The key aspects of the US approach include:
– Emphasis on Concrete Injury: US courts require plaintiffs to demonstrate specific, tangible harm from AI’s use of copyrighted material. The judge in the OpenAI case dismissed the lawsuit precisely because the plaintiffs couldn’t prove ”concrete injury” as required by law.
– Facts vs. Expression: The US approach makes a clear distinction between copyrightable expression and non-copyrightable facts. Since AI models synthesize knowledge rather than copy content directly, this distinction becomes crucial in determining infringement.
– Technical Understanding: US courts are showing willingness to consider the technical nature of AI systems in their rulings. The recognition that AI models compress and transform information rather than simply copying it has become a key factor in legal decisions.
The EU Approach: Research Exception and Rights Protection
In contrast, the EU’s approach, as exemplified by the Hamburg court case involving LAION, shows a more structured framework based on specific exceptions while maintaining strong copyright protections.

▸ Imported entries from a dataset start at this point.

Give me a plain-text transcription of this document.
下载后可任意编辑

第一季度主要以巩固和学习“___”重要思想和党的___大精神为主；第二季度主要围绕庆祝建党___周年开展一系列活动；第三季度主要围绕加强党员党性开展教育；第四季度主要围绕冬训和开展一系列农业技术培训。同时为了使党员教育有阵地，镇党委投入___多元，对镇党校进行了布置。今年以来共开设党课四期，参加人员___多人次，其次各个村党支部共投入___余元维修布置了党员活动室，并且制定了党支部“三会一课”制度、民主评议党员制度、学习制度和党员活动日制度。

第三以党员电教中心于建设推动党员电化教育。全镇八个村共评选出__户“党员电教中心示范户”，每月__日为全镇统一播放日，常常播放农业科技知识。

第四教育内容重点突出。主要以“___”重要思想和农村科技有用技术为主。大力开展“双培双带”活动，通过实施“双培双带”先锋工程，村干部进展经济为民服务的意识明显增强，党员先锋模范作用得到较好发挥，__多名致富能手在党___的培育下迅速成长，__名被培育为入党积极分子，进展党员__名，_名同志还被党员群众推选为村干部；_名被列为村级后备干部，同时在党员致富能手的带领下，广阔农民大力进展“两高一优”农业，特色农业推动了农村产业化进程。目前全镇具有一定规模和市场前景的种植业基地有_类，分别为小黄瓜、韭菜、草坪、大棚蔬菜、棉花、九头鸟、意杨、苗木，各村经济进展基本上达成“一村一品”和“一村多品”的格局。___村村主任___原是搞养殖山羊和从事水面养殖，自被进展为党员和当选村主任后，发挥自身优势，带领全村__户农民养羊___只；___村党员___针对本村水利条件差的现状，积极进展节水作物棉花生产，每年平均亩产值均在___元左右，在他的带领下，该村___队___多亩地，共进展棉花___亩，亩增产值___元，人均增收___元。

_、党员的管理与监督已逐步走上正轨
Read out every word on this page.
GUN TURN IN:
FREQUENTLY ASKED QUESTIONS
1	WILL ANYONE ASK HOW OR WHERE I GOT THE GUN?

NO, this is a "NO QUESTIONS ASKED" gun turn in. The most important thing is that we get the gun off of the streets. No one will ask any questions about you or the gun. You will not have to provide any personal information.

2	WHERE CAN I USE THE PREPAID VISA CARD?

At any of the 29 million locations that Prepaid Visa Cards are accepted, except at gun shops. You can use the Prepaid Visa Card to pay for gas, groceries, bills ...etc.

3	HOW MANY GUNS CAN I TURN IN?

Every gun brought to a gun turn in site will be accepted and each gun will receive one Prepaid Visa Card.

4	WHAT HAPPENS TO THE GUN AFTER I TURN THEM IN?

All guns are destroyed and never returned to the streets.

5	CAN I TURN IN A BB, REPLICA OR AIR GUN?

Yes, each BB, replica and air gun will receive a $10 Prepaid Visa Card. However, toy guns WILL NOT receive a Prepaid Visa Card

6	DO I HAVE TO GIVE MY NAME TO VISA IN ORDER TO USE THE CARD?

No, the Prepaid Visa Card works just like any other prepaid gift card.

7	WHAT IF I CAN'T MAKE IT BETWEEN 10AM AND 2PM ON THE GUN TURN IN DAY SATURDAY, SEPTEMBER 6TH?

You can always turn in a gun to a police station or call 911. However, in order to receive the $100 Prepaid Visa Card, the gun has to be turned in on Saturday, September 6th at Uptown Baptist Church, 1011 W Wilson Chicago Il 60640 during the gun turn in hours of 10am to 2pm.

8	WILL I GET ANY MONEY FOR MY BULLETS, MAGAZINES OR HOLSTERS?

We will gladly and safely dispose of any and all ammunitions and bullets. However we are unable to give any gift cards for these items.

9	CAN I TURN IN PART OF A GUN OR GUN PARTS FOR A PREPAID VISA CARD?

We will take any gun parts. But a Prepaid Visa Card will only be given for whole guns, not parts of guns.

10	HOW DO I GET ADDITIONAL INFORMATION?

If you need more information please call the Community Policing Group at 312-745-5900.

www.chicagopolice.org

The EU’s strategy is characterized by:
– Research Exception Focus: The EU explicitly provides exceptions for text and data mining (TDM) for research purposes through the Digital Single Market (DSM) Copyright Directive. This creates a clear legal framework for AI development in research contexts.
– Rights Holder Protection: The EU maintains strong protections for copyright holders, including the right to opt out of having their works used for TDM. The Hamburg court specifically addressed how rights holders can protect their works from AI scraping.
– Balanced Approach: The EU courts are attempting to balance innovation with rights protection, recognizing both the need for AI development and the importance of protecting creative works.
Key Differences in Implementation
Several notable differences emerge when comparing the two approaches:
Legal Framework
US: Relies heavily on existing copyright law and constitutional requirements for standing, adapting interpretations to new technology.
EU: Has implemented specific directives addressing AI and data mining, providing a more structured framework for these issues.
Burden of Proof
US: Places a heavy burden on plaintiffs to prove specific harm from AI use of copyrighted material.
EU: Focuses more on whether activities fall within specified exceptions, rather than requiring proof of harm.
Research Considerations
US: Does not have explicit research exceptions for AI training.
EU: Has specific exceptions for research organizations and cultural heritage institutions.
Rights Holder Control
US: Current rulings suggest limited control for rights holders over AI training use.
EU: Provides mechanisms for rights holders to opt out of AI training uses.
Final remarks
The contrasting regulatory approaches to AI development between the US and EU create distinct implications for the industry. While the US’s more permissive environment allows companies greater flexibility in using training data and developing AI systems, the EU’s structured approach offers clearer guidelines at the cost of increased compliance requirements for developers. This regulatory divergence presents a particular challenge for AI companies operating internationally, often necessitating the development of region-specific strategies to navigate these different regulatory landscapes effectively. The contrast between US and EU approaches to AI copyright law reflects deeper differences in how these jurisdictions balance technological innovation with rights protection. While the US appears to be taking a more technically oriented, harm-based approach, the EU maintains a more structured system with specific exceptions and protections. These differences will likely shape how AI development proceeds in these regions, with implications for global AI innovation and regulation.